In other news, Apple has been scaling down production of the iPhone 5c at its factories. Its plastic-cased device, the cheaper option when compared to the 5s, has had a disappointing performance in the marketplace. Coming with lower specs and no fingerprint scanner, the 5c just hasn't been grabbing consumers' attention in the same way as its sleeker and more advanced cousin. "This reflects a failure in Apple's pricing strategy," said Bevan Yeh, a Taipei-based senior fund manager. "The price differentiation between 5C and 5S is too small. It's an iPhone 5 with plastic casing and isn't worth the price." Reports of exactly how large the scale-down is have varied from between 20 per cent to a third.

An 'E-crime' Home Affairs Report has claimed the cybercrime is now a bigger danger to the UK than the threat of nuclear war. With the current 77 per cent ownership of PCs and laptops, cybercrime is now regarded as a Tier One threat to the UK - that's a higher category than nuclear war, and Commissioner Leppard of the City of London Police told the Home Affairs Committee "We are not winning the war on cybercrime." There are now an estimated 1,300 organised cybercrime groups in existence and that 25 countries predominantly target the UK for cyber-attacks.
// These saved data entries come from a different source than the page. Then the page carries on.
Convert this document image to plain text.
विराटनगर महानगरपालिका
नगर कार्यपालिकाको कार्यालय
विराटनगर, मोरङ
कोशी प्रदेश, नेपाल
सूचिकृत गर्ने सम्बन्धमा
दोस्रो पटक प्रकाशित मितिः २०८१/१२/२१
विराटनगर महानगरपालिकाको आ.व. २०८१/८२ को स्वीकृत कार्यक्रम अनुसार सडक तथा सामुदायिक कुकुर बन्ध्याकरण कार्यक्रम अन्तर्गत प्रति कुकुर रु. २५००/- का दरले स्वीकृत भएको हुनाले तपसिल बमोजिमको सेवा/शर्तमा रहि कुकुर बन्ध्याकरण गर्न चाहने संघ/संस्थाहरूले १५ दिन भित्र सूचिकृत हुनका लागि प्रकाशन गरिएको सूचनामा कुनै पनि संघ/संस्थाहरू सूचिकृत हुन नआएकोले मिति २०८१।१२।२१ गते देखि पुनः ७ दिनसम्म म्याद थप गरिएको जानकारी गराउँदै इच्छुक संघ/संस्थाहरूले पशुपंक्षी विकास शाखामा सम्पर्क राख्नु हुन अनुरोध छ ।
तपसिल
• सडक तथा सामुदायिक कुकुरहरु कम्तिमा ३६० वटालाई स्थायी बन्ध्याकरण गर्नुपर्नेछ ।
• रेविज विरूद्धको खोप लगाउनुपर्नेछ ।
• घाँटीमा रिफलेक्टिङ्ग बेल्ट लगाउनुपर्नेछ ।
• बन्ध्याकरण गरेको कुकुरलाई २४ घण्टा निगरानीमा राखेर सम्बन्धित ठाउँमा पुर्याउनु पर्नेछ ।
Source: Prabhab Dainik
Scientists in Germany claim have developed a Wi-Fi Internet connection that can achieve speeds of 100Gbps, producing a service that's up to 100 times faster than Google Fiber. The team from the Fraunhofer Institute for Applied Solid State Physics [IAT] and Karlsruhe Institute of Technology [KIT] tested Wi-Fi to show that a sustained transfer rate of 100Gbps can be achieved using high frequencies in the 237Ghz range. The Wi-Fi claims to be able to transfer an entire Blu-ray ISO in as little as two seconds but due to the high frequencies involved the signal cannot pass through walls and there must be a clear line of sight between devices at all times for it to function.